Los silencios del pintor

"Hay en estas páginas chistes, caricaturas, simples esbozos y pasajes de diversa índole que inciden en esa mirada desencantada y ácida hacia una realidad turbia"

Me hacen llegar las buenas gentes de la Fundación Museo Evaristo Valle, que celebra este año su cuadragésimo aniversario, un facsímil de El Trabajo y el Capital, una libretita donde el pintor consignó algunos apuntes gráficos y textuales que parecen en ocasiones, según explica Gretel Piquer en el estudio complementario, añadidos o revisiones de determinados pasajes de la obra teatral El Sótano, que el propio Valle escribió acerca de la Revolución del 34 y se publicó, convenientemente purgada y expurgada, en 1951, cuando hacía algunos años que el pintor había muerto. Es un trabajo curioso por cuanto explicita aquello que Valle ya había dejado ver en no pocos de sus lienzos: su preocupación por las cuestiones sociales y su disconformidad con las desigualdades que la posguerra había acentuado.
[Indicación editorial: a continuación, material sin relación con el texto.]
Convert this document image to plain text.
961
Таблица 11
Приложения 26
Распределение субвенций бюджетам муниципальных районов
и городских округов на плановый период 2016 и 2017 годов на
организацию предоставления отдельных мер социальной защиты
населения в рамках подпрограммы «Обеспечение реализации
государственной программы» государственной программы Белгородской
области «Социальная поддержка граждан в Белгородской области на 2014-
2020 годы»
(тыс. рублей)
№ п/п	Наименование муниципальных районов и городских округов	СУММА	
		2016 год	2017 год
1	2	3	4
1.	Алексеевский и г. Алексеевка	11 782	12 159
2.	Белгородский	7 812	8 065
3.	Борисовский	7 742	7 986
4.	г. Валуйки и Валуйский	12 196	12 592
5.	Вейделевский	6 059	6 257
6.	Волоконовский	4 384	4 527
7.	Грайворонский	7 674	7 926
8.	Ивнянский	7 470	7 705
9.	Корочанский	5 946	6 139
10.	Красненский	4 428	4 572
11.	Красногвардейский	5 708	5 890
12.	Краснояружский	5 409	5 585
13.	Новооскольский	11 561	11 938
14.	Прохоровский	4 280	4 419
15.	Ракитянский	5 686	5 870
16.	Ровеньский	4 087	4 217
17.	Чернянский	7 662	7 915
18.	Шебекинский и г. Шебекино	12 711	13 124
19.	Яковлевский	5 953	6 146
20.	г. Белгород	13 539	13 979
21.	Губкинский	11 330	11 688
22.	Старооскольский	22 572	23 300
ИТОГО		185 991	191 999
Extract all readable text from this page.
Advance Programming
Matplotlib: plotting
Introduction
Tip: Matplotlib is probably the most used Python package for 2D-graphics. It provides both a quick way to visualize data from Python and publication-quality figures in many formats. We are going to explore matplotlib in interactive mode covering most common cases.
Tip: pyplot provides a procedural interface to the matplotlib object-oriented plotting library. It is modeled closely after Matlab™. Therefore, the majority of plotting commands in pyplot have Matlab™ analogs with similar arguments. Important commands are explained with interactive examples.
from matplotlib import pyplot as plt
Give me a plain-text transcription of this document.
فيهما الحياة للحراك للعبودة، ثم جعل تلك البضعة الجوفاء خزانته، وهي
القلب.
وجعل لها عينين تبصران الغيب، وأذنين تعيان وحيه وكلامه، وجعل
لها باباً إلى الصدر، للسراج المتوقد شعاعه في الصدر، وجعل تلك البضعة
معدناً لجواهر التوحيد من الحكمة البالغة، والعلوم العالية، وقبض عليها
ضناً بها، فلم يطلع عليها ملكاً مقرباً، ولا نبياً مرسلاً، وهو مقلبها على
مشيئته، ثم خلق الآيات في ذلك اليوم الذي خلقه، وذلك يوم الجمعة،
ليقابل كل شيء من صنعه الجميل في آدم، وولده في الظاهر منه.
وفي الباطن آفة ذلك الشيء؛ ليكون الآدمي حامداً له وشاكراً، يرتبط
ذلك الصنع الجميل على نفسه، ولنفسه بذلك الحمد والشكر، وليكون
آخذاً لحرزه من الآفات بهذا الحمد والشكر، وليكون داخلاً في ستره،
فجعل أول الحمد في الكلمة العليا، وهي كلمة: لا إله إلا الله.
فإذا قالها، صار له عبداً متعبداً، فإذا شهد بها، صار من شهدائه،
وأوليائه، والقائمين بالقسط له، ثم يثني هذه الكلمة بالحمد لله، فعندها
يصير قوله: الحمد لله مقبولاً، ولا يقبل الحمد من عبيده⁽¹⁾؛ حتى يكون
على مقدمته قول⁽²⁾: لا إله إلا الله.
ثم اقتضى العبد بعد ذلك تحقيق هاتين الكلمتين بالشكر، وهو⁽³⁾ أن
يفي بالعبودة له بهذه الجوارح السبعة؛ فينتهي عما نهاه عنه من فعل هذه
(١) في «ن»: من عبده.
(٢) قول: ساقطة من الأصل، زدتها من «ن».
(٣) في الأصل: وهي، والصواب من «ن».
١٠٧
Hay en estas páginas chistes, caricaturas, simples esbozos y pasajes de diversa índole que inciden en esa mirada desencantada y ácida hacia una realidad turbia y nada prometedora que no tenía visos de aclararse, como si en este cuaderno hubiese conjurado Valle sus propios silencios, dejando que la pluma perpetuara palabras que entonces no podían ser dichas porque articulaban pensamientos incómodos o prohibidos. «Qué gastiza es Inés», se apunta en el breve diálogo humorístico y anónimo de la página 10. «¿Has visto el lujoso traje que estrenó?». «Aún no: pero me han dicho que pareciéndole poco su magnífico collar de perlas, se ha hecho otro de garbanzos, que como sabes están por las nubes.»